3. Chi-squared distance

The chi-squared distance calculates how much the observed frequency deviates from the expected frequency. Chi squared distance is the sum of normalized square deviation of all the observations.

$\sum_{1}^{n} {\frac{(O-E)^2}{E}}$

deviations = (original_df - expected_df )**2/df
deviations
male female
stop 0.228612 0.241313
slow 0.055662 0.058754
noslow 0.180032 0.190034
chi_distance = deviations.sum().sum()
chi_distance
0.9544070774762996

4. Statistical significance

A set of categorical variables will always have some variation in the behaviour. For example if we toss a coin 100 times, the expection is to get 50 heads and 50 tails. Butwe might get 51 heads and 49 tails.

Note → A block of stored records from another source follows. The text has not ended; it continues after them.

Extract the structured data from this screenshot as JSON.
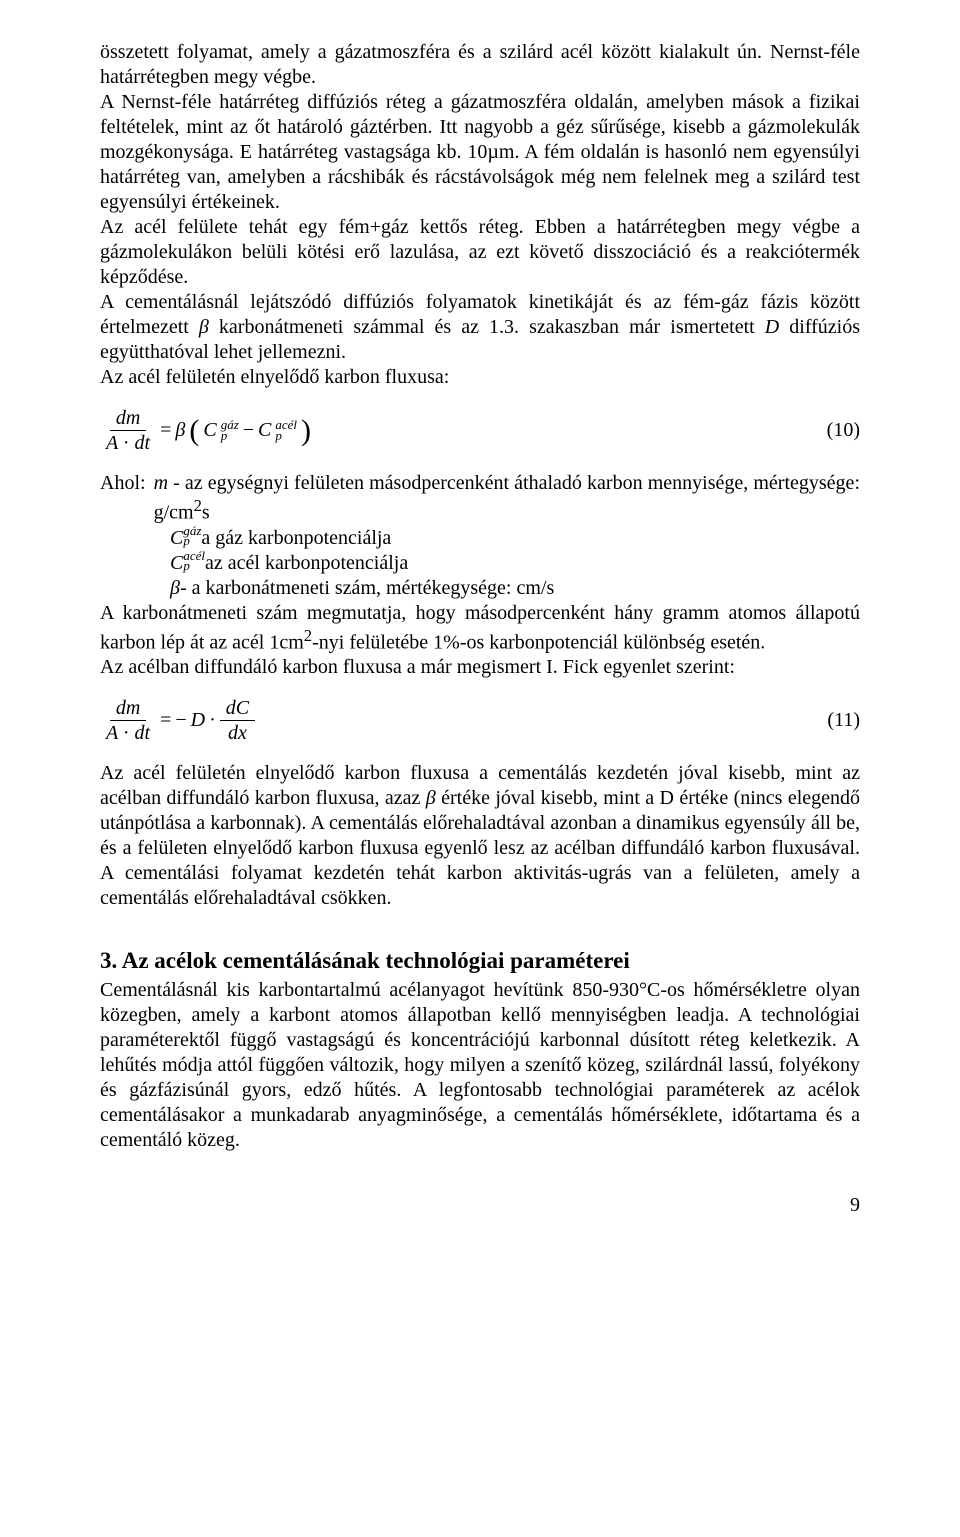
{
  "para1": "összetett folyamat, amely a gázatmoszféra és a szilárd acél között kialakult ún. Nernst-féle határrétegben megy végbe.",
  "para2": "A Nernst-féle határréteg diffúziós réteg a gázatmoszféra oldalán, amelyben mások a fizikai feltételek, mint az őt határoló gáztérben. Itt nagyobb a géz sűrűsége, kisebb a gázmolekulák mozgékonysága. E határréteg vastagsága kb. 10µm. A fém oldalán is hasonló nem egyensúlyi határréteg van, amelyben a rácshibák és rácstávolságok még nem felelnek meg a szilárd test egyensúlyi értékeinek.",
  "para3": "Az acél felülete tehát egy fém+gáz kettős réteg. Ebben a határrétegben megy végbe a gázmolekulákon belüli kötési erő lazulása, az ezt követő disszociáció és a reakciótermék képződése.",
  "para4a": "A cementálásnál lejátszódó diffúziós folyamatok kinetikáját és az fém-gáz fázis között értelmezett ",
  "para4_beta": "β",
  "para4b": "  karbonátmeneti számmal és az 1.3. szakaszban már ismertetett  ",
  "para4_D": "D",
  "para4c": "  diffúziós együtthatóval lehet jellemezni.",
  "para5": "Az acél felületén elnyelődő karbon fluxusa:",
  "eq10": {
    "num": "dm",
    "den_A": "A",
    "den_dot": "·",
    "den_dt": "dt",
    "eq": "=",
    "beta": "β",
    "lpar": "(",
    "C": "C",
    "sup_gaz": "gáz",
    "sub_p": "p",
    "minus": "−",
    "sup_acel": "acél",
    "rpar": ")",
    "num_label": "(10)"
  },
  "def_intro": "Ahol:",
  "def1a": "m ",
  "def1b": "-  az  egységnyi  felületen  másodpercenként  áthaladó  karbon  mennyisége, mértegysége: g/cm",
  "def1_sup": "2",
  "def1c": "s",
  "def2_sup": "gáz",
  "def2_sub": "p",
  "def2_C": "C",
  "def2": "  a gáz karbonpotenciálja",
  "def3_sup": "acél",
  "def3_sub": "p",
  "def3_C": "C",
  "def3": "  az acél karbonpotenciálja",
  "def4_beta": "β",
  "def4": " - a karbonátmeneti szám, mértékegysége: cm/s",
  "para6a": "A karbonátmeneti szám megmutatja, hogy másodpercenként hány gramm atomos állapotú karbon lép át az acél 1cm",
  "para6_sup": "2",
  "para6b": "-nyi felületébe 1%-os karbonpotenciál különbség esetén.",
  "para7": "Az acélban diffundáló karbon fluxusa a már megismert I. Fick egyenlet szerint:",
  "eq11": {
    "num1": "dm",
    "den1_A": "A",
    "den1_dot": "·",
    "den1_dt": "dt",
    "eq": "=",
    "minus": "−",
    "D": "D",
    "dot": "·",
    "num2": "dC",
    "den2": "dx",
    "num_label": "(11)"
  },
  "para8a": "Az acél felületén elnyelődő karbon fluxusa a cementálás kezdetén jóval kisebb, mint az acélban diffundáló karbon fluxusa, azaz  ",
  "para8_beta": "β",
  "para8b": "  értéke jóval kisebb, mint a D értéke (nincs elegendő utánpótlása a karbonnak). A cementálás előrehaladtával azonban a dinamikus egyensúly áll be, és a felületen elnyelődő karbon fluxusa egyenlő lesz az acélban diffundáló karbon fluxusával. A cementálási folyamat kezdetén tehát karbon aktivitás-ugrás van a felületen, amely a cementálás előrehaladtával csökken.",
  "section_title": "3. Az acélok cementálásának technológiai paraméterei",
  "para9": "Cementálásnál kis karbontartalmú acélanyagot hevítünk 850-930°C-os hőmérsékletre olyan közegben, amely a karbont atomos állapotban kellő mennyiségben leadja. A technológiai paraméterektől függő vastagságú és koncentrációjú karbonnal dúsított réteg keletkezik. A lehűtés módja attól függően változik, hogy milyen a szenítő közeg, szilárdnál lassú, folyékony és gázfázisúnál gyors, edző hűtés. A legfontosabb technológiai paraméterek az acélok cementálásakor a munkadarab anyagminősége, a cementálás hőmérséklete, időtartama és a cementáló közeg.",
  "page_number": "9"
}
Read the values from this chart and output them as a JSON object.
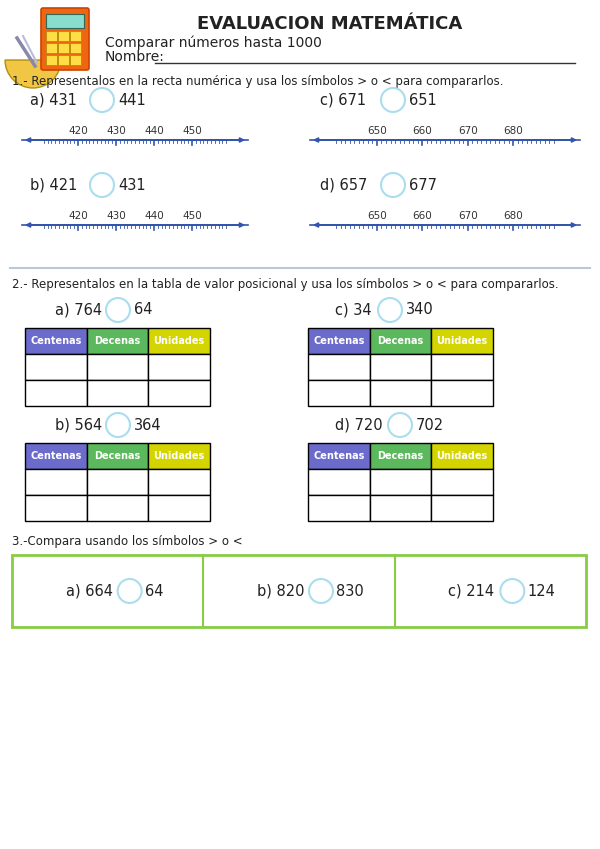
{
  "title": "EVALUACION MATEMÁTICA",
  "subtitle": "Comparar números hasta 1000",
  "nombre_label": "Nombre:",
  "bg_color": "#ffffff",
  "section1_label": "1.- Representalos en la recta numérica y usa los símbolos > o < para compararlos.",
  "section2_label": "2.- Representalos en la tabla de valor posicional y usa los símbolos > o < para compararlos.",
  "section3_label": "3.-Compara usando los símbolos > o <",
  "table_headers": [
    "Centenas",
    "Decenas",
    "Unidades"
  ],
  "header_colors": [
    "#6b6bcc",
    "#5cb85c",
    "#d4d400"
  ],
  "circle_color": "#aaddee",
  "arrow_color": "#3355aa",
  "line_color": "#3355aa",
  "sep_line_color": "#aabbcc",
  "section3_border_color": "#88cc44",
  "text_color": "#222222"
}
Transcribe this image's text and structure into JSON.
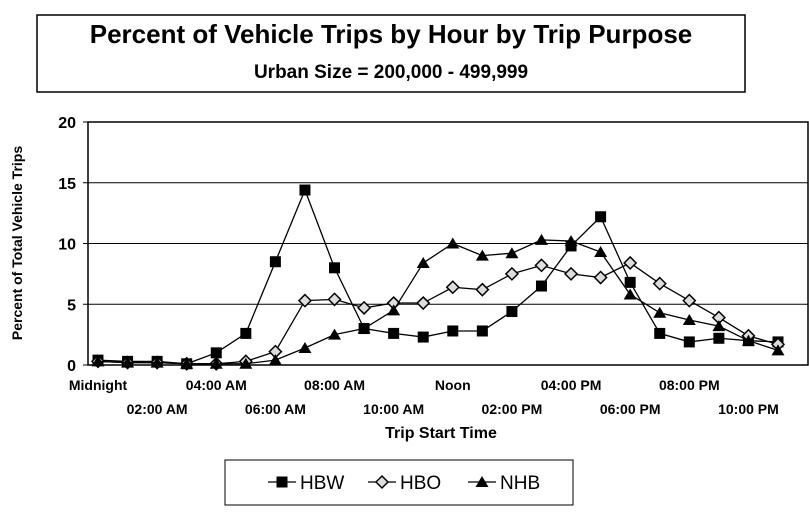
{
  "chart_data": {
    "type": "line",
    "title": "Percent of Vehicle Trips by Hour by Trip Purpose",
    "subtitle": "Urban Size = 200,000 - 499,999",
    "x_label": "Trip Start Time",
    "y_label": "Percent of Total Vehicle Trips",
    "categories": [
      "Midnight",
      null,
      "02:00 AM",
      null,
      "04:00 AM",
      null,
      "06:00 AM",
      null,
      "08:00 AM",
      null,
      "10:00 AM",
      null,
      "Noon",
      null,
      "02:00 PM",
      null,
      "04:00 PM",
      null,
      "06:00 PM",
      null,
      "08:00 PM",
      null,
      "10:00 PM",
      null
    ],
    "series": [
      {
        "name": "HBW",
        "color": "#000000",
        "marker": "square",
        "values": [
          0.4,
          0.3,
          0.3,
          0.1,
          1.0,
          2.6,
          8.5,
          14.4,
          8.0,
          3.0,
          2.6,
          2.3,
          2.8,
          2.8,
          4.4,
          6.5,
          9.8,
          12.2,
          6.8,
          2.6,
          1.9,
          2.2,
          2.0,
          1.9
        ]
      },
      {
        "name": "HBO",
        "color": "#000000",
        "marker": "diamond",
        "values": [
          0.3,
          0.2,
          0.2,
          0.1,
          0.1,
          0.3,
          1.1,
          5.3,
          5.4,
          4.7,
          5.1,
          5.1,
          6.4,
          6.2,
          7.5,
          8.2,
          7.5,
          7.2,
          8.4,
          6.7,
          5.3,
          3.9,
          2.4,
          1.7
        ]
      },
      {
        "name": "NHB",
        "color": "#000000",
        "marker": "triangle",
        "values": [
          0.3,
          0.2,
          0.2,
          0.1,
          0.1,
          0.1,
          0.4,
          1.4,
          2.5,
          3.0,
          4.5,
          8.4,
          10.0,
          9.0,
          9.2,
          10.3,
          10.2,
          9.3,
          5.8,
          4.3,
          3.7,
          3.2,
          2.0,
          1.2
        ]
      }
    ],
    "ylim": [
      0,
      20
    ],
    "yticks": [
      0,
      5,
      10,
      15,
      20
    ],
    "grid": true,
    "legend": "bottom"
  }
}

Still we dont think, there is something odd with the coin as the deviation is not statistical significance.

Similarly, for our example, we find the chi-squared deviation to be 4.97. But how do we know if this deviation is significant or not!!

For that we will use two concepts.

  1. Chi-squared distribution
  2. Degrees of freedom

chi-squared distribution is the probability distribution of chi squared distances for k degrees of freedom.

If our null hypothesis was true, then the chi squared distance, if we repeat the experiment multiple times, will be distributed according to the chi-squared distribution.

chisquared

Our example has only 2 degree of freedoms as all the other values can be derived from the row and column totals. Now let’s calculate, what’s the probability of getting chi squared distance of 0.9544 if our null hypothesis was true(i.e. gender and behaviour are independent).

The green line (k=2) from the above graph constitutes the distribution for 2 degrees of freedom. As evident, the probability of getting a chi squared distance >= 0.9544 will be the area under the green line for x>0.9544.

To calculate the exact number, a library called scipy can be used.

from scipy.stats import chi2
1 - chi2.cdf(chi_distance, 2)
0.6205162173513055

Hence there is 62% possibility of getting a deviation bigger than 0.9544. That means our null hypothesis is correct.

Shortcut

The entire calculation could also have been done using a single command.

from scipy.stats import chi2_contingency
chi2_contingency(original_df.values)
#help(chi2_contingency)
(0.9544070774762996, 0.6205162173513055, 2, array([[17.97297297, 17.02702703],
        [11.81081081, 11.18918919],
        [ 8.21621622,  7.78378378]]))

Conclusion

The contingency table analysis using chi-squared distance proves that human behaviour at stop signs is independent of gender.